I munch on my bottom lip. “I’m not particularly…great with…people,” I say. “I mean, I don’t really have many friends back in South Carolina. Plus, I don’t mind being alone; it will give me time to paint.” Technically, I didn’t have any friends, unless you counted Mrs. Spence, my art teacher.

Gran shuffles us to the dining room table, and we begin to load up our plates.

“Chloe is easy to get along with.” Dad stabs a meatball with his fork. “And she’s comfortable doing all the talking.

Gran snorts. “You’ll be lucky to get a word in.”

“Momma.” Daddy sighs then turns to me. “Dinner, then if you still prefer to spend your summer in front of your canvas, then the paint is on me.”

“Deal.” I stab my own meatball and cheers it against his. Red sauce splatters on my thumb, and I lick it off. “And just so you know, I like expensive paint.”

 

 

“Are you sure you’re going to be okay?” Daddy says, poking his head inside my bedroom.

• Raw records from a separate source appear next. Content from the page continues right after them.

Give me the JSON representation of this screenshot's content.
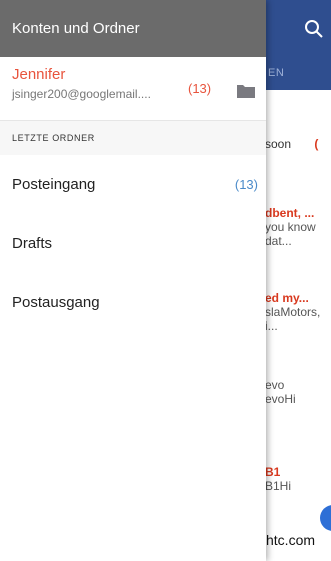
{
  "drawer": {
    "title": "Konten und Ordner",
    "account": {
      "name": "Jennifer",
      "email": "jsinger200@googlemail....",
      "unread_count": "(13)",
      "folder_icon": "folder-icon"
    },
    "section_label": "LETZTE ORDNER",
    "folders": [
      {
        "label": "Posteingang",
        "badge": "(13)"
      },
      {
        "label": "Drafts",
        "badge": ""
      },
      {
        "label": "Postausgang",
        "badge": ""
      }
    ]
  },
  "background": {
    "tab_label": "EN",
    "items": [
      {
        "line1": "soon",
        "line2": "("
      },
      {
        "line1": "dbent, ...",
        "line2": "you know",
        "line3": "dat..."
      },
      {
        "line1": "ed my...",
        "line2": "slaMotors,",
        "line3": "i..."
      },
      {
        "line1": "evo",
        "line2": "evoHi"
      },
      {
        "line1": "B1",
        "line2": "B1Hi"
      }
    ],
    "footer": "htc.com"
  },
  "colors": {
    "accent_red": "#e8543d",
    "header_gray": "#6b6b6b",
    "app_blue": "#2f4e8f",
    "badge_blue": "#4a8ac9"
  }
}
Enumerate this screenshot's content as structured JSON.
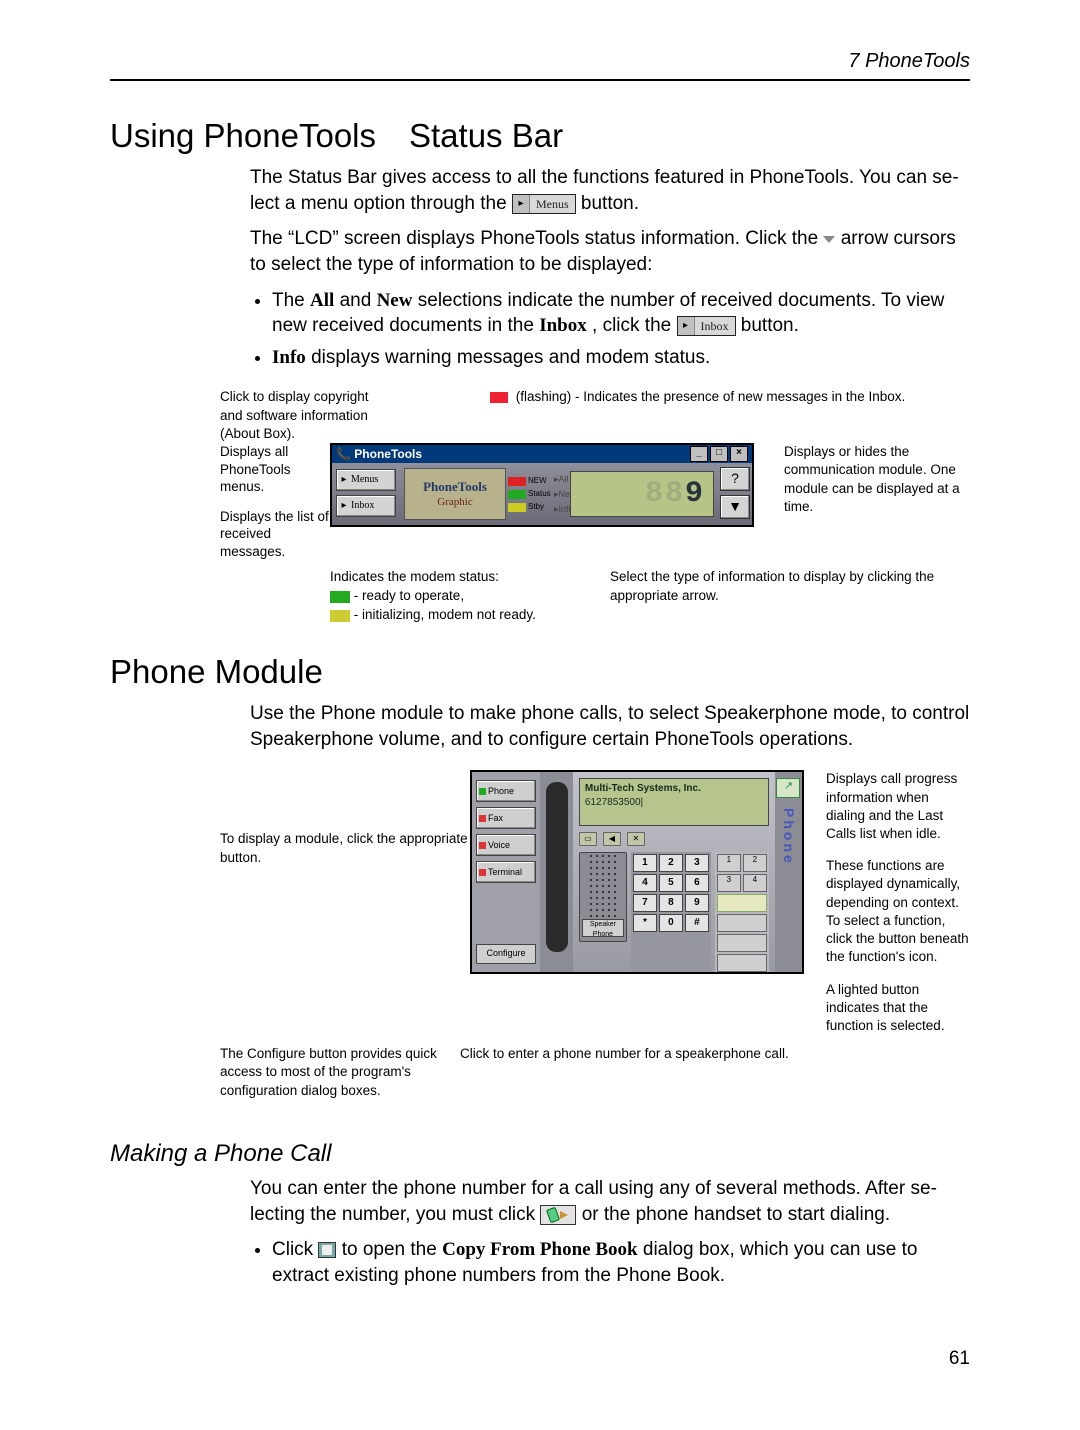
{
  "header": {
    "chapter": "7  PhoneTools"
  },
  "sec1": {
    "title": "Using PhoneTools Status Bar",
    "p1a": "The Status Bar gives access to all the functions featured in PhoneTools. You can se­lect a menu option through the ",
    "p1b": " button.",
    "menusInline": "Menus",
    "p2a": "The “LCD” screen displays PhoneTools status information. Click the",
    "p2b": " arrow cur­sors to select the type of information to be displayed:",
    "b1a": "The ",
    "b1b": "All",
    "b1c": " and ",
    "b1d": "New",
    "b1e": " selections indicate the number of received documents. To view new received documents in the ",
    "b1f": "Inbox",
    "b1g": ", click the ",
    "inboxInline": "Inbox",
    "b1h": " button.",
    "b2a": "Info",
    "b2b": " displays warning messages and modem status."
  },
  "fig1": {
    "topLeft": "Click to display copyright and software information (About Box).",
    "topMid": "(flashing) - Indicates the presence of new messages in the Inbox.",
    "topRightA": "Displays or hides the communication mod­ule. One module can be displayed at a time.",
    "leftA": "Displays all PhoneTools menus.",
    "leftB": "Displays the list of received messages.",
    "title": "PhoneTools",
    "btnMenus": "Menus",
    "btnInbox": "Inbox",
    "logoMain": "PhoneTools",
    "logoSub": "Graphic",
    "chipNew": "NEW",
    "chipStatus": "Status",
    "chipStby": "Stby",
    "listAll": "All",
    "listNew": "New",
    "listInfo": "Info",
    "lcdValue": "9",
    "bottomLeftA": "Indicates the modem status:",
    "bottomLeftB": " - ready to operate,",
    "bottomLeftC": " - initializing, modem not ready.",
    "bottomRight": "Select the type of information to display by clicking the appropri­ate arrow."
  },
  "sec2": {
    "title": "Phone Module",
    "p1": "Use the Phone module to make phone calls, to select Speakerphone mode, to control Speakerphone volume, and to configure certain PhoneTools operations."
  },
  "fig2": {
    "left": "To display a module, click the appropriate button.",
    "rightA": "Displays call progress infor­mation when dialing and the Last Calls list when idle.",
    "rightB": "These functions are displayed dynamically, depending on context. To select a function, click the button beneath the function's icon.",
    "rightC": "A lighted button indicates that the function is selected.",
    "tabs": {
      "phone": "Phone",
      "fax": "Fax",
      "voice": "Voice",
      "terminal": "Terminal",
      "configure": "Configure"
    },
    "displayTop": "Multi-Tech Systems, Inc.",
    "displayNum": "6127853500|",
    "speakerBtn": "Speaker Phone",
    "keypad": [
      "1",
      "2",
      "3",
      "4",
      "5",
      "6",
      "7",
      "8",
      "9",
      "*",
      "0",
      "#"
    ],
    "funcRow": [
      "1",
      "2",
      "3",
      "4"
    ],
    "sideWord": "Phone",
    "bottomLeft": "The Configure button provides quick access to most of the program's configuration dialog boxes.",
    "bottomRight": "Click to enter a phone number for a speaker­phone call."
  },
  "sec3": {
    "title": "Making a Phone Call",
    "p1a": "You can enter the phone number for a call using any of several methods. After se­lecting the number, you must click ",
    "p1b": " or the phone handset to start dialing.",
    "b1a": "Click ",
    "b1b": " to open the ",
    "b1c": "Copy From Phone Book",
    "b1d": " dialog box, which you can use to extract existing phone numbers from the Phone Book."
  },
  "pageNumber": "61"
}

I’m sitting cross-legged on the floor, staring down at a pencil sketch I drew of the oak tree in Gran’s front yard, yesterday. I’d wanted to paint it for my dorm room, so I’d have a piece of Newton with me in Chicago, and I figured a tree would be easy enough to coax my muse from her hidey-hole. “Yeah, I’m fine.” I wave him off. “I’ve got big plans for today.”

He arches a brow. “Such as?”

“I’m going to attempt to turn this sketch into a kick ass painting, and finally put an end to my artist block.”

“Sounds like you’ve got a full day.”

I nod. “And for my reward, I’m going to gorge myself on leftover meatballs.”

Dad chuckles. “Don’t get too full, remember we’re having dinner with Angela and Chloe tonight.”

I exhale. “Do I have to?”

Dad’s face falls, and he shoves his hands into the pockets of his faded jeans. “I just want you to like them.”

“I do like them; at least I did when I was nine.”

“Then why don’t you want to have dinner?”

“Because I’m socially awkward, and I don’t want you to lose your girlfriend, because I’m a spaz.”